*For years, people have tried to figure out exactly what Oprah’s religious or spiritual beliefs are, let alone, define the kind of followers who subscribe to her philosophies.
The New York Time’s Mark Oppenheimer reported that “The Oprah Winfrey Show” ended almost two weeks ago, bringing despair to booksellers who relied on her book club, television programmers who needed her ratings, and religion scholars who for a decade have tried explaining how this child of poverty became the leader of a worldwide cult. They have worked just as hard to define that cult, which is at once Christian and pantheistic, African-American in origin but global in reach.
The scholars found conflicting sources of Ms. Winfrey’s spirituality. It began, but definitely does not end, with the black church of her youth. In her 2003 book, “Oprah Winfrey and the Glamour of Misery,” Eva Illouz, a sociologist, quotes Ms. Winfrey as saying: “Since I was three and a half, I’ve been coming up in the church speaking. I did all of the James Weldon Johnson sermons” — Mr. Johnson being the poet whose “God’s Trombones: Seven Negro Sermons in Verse” was published in 1927. “I used to do them for churches all over the city of Nashville,” Ms. Winfrey said.
Dr. Illouz, who teaches at Hebrew University in Jerusalem, found that elements of the black church, like its emotionality and focus on justice, “pervade ‘The Oprah Winfrey Show,’ which has taken on the vocation of relieving a multiplicity of forms of suffering through the use of speech infused with the rhetorical style of black preachers.”

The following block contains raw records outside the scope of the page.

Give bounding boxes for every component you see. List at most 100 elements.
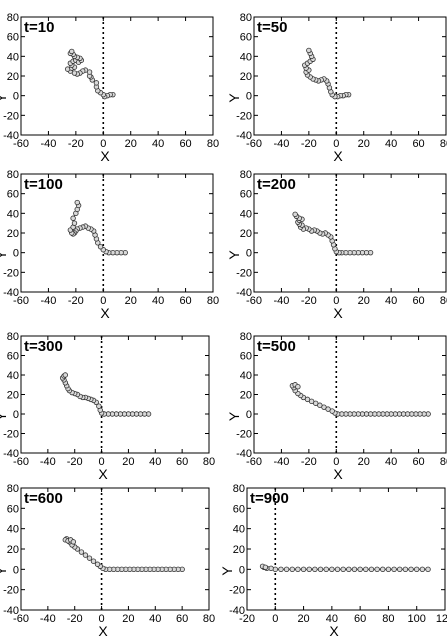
- y-tick-label: -20: [229, 585, 245, 597]
- y-tick-label: 40: [7, 208, 19, 220]
- data-point: [82, 552, 89, 558]
- x-tick-label: -60: [13, 613, 29, 625]
- data-point: [97, 244, 104, 250]
- y-tick-label: 20: [7, 228, 19, 240]
- x-tick-label: 0: [99, 456, 105, 468]
- y-tick-label: 20: [240, 71, 252, 83]
- x-tick-label: -40: [40, 295, 56, 307]
- y-axis-label: Y: [0, 93, 9, 103]
- y-tick-label: 0: [13, 409, 19, 421]
- data-point: [380, 566, 386, 573]
- x-tick-label: 0: [333, 138, 339, 150]
- y-axis-label: Y: [219, 566, 235, 576]
- y-tick-label: 40: [7, 524, 19, 536]
- y-tick-label: -40: [236, 130, 252, 142]
- data-point: [402, 566, 409, 573]
- x-tick-label: 60: [412, 456, 424, 468]
- data-point: [94, 561, 101, 567]
- x-tick-label: -40: [40, 456, 56, 468]
- data-point: [71, 220, 78, 226]
- x-tick-label: -60: [13, 138, 29, 150]
- data-point: [312, 566, 318, 573]
- y-tick-label: 0: [246, 409, 252, 421]
- x-tick-label: 0: [99, 613, 105, 625]
- y-tick-label: 80: [240, 331, 252, 343]
- panel-title: t=50: [257, 19, 287, 36]
- data-point: [414, 566, 420, 573]
- data-point: [397, 566, 403, 573]
- data-point: [289, 566, 295, 573]
- y-tick-label: 40: [7, 51, 19, 63]
- y-tick-label: -40: [236, 448, 252, 460]
- y-tick-label: 40: [240, 208, 252, 220]
- y-tick-label: 60: [7, 351, 19, 363]
- y-tick-label: 60: [240, 351, 252, 363]
- y-axis-label: Y: [0, 250, 9, 260]
- x-tick-label: 40: [385, 456, 397, 468]
- y-tick-label: 80: [7, 12, 19, 24]
- x-tick-label: 80: [440, 138, 447, 150]
- x-tick-label: 20: [122, 613, 134, 625]
- x-tick-label: 80: [382, 613, 394, 625]
- data-point: [351, 566, 358, 573]
- data-point: [346, 566, 352, 573]
- y-axis-label: Y: [226, 93, 242, 103]
- data-point: [306, 47, 312, 54]
- data-point: [70, 215, 76, 221]
- data-point: [90, 558, 97, 564]
- x-tick-label: 0: [272, 613, 278, 625]
- y-tick-label: 20: [7, 544, 19, 556]
- panel-title: t=900: [250, 490, 289, 507]
- data-point: [425, 566, 431, 573]
- x-tick-label: 120: [436, 613, 447, 625]
- x-tick-label: 60: [354, 613, 366, 625]
- y-tick-label: 60: [240, 32, 252, 44]
- y-tick-label: -40: [3, 130, 19, 142]
- x-tick-label: -20: [301, 295, 317, 307]
- data-point: [93, 80, 100, 86]
- x-tick-label: 40: [385, 295, 397, 307]
- x-tick-label: -40: [273, 456, 289, 468]
- x-axis-label: X: [333, 305, 343, 321]
- y-tick-label: 40: [240, 51, 252, 63]
- x-tick-label: -20: [239, 613, 255, 625]
- y-tick-label: 0: [246, 248, 252, 260]
- x-tick-label: 80: [440, 295, 447, 307]
- x-tick-label: 80: [203, 456, 215, 468]
- x-tick-label: -40: [273, 138, 289, 150]
- x-tick-label: 80: [440, 456, 447, 468]
- data-point: [62, 372, 69, 378]
- x-tick-label: 0: [333, 295, 339, 307]
- x-tick-label: 80: [207, 295, 219, 307]
- x-tick-label: -60: [13, 456, 29, 468]
- data-point: [78, 549, 85, 555]
- data-point: [334, 566, 341, 573]
- x-axis-label: X: [100, 148, 110, 164]
- x-tick-label: 60: [176, 456, 188, 468]
- y-axis-label: Y: [0, 411, 9, 421]
- x-tick-label: 40: [385, 138, 397, 150]
- y-tick-label: 20: [233, 544, 245, 556]
- y-tick-label: 20: [7, 71, 19, 83]
- x-axis-label: X: [329, 623, 339, 638]
- y-tick-label: 80: [7, 483, 19, 495]
- data-point: [385, 566, 392, 573]
- x-tick-label: -60: [13, 295, 29, 307]
- y-tick-label: 0: [239, 564, 245, 576]
- y-tick-label: -40: [236, 287, 252, 299]
- panel-title: t=600: [24, 490, 63, 507]
- y-tick-label: -20: [3, 267, 19, 279]
- y-tick-label: 60: [233, 503, 245, 515]
- x-tick-label: 60: [179, 138, 191, 150]
- x-tick-label: 20: [297, 613, 309, 625]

While respecting Ms. Winfrey’s use of her Christian heritage, Dr. Illouz ultimately concluded that the talk-show host might be something of a false prophet. That is because, she said, Ms. Winfrey and her cadre of self-help experts treated suffering as something beneficial. Ms. Winfrey turned the black church’s ethos of self-reliance in the face of suffering into an exaltation of suffering itself.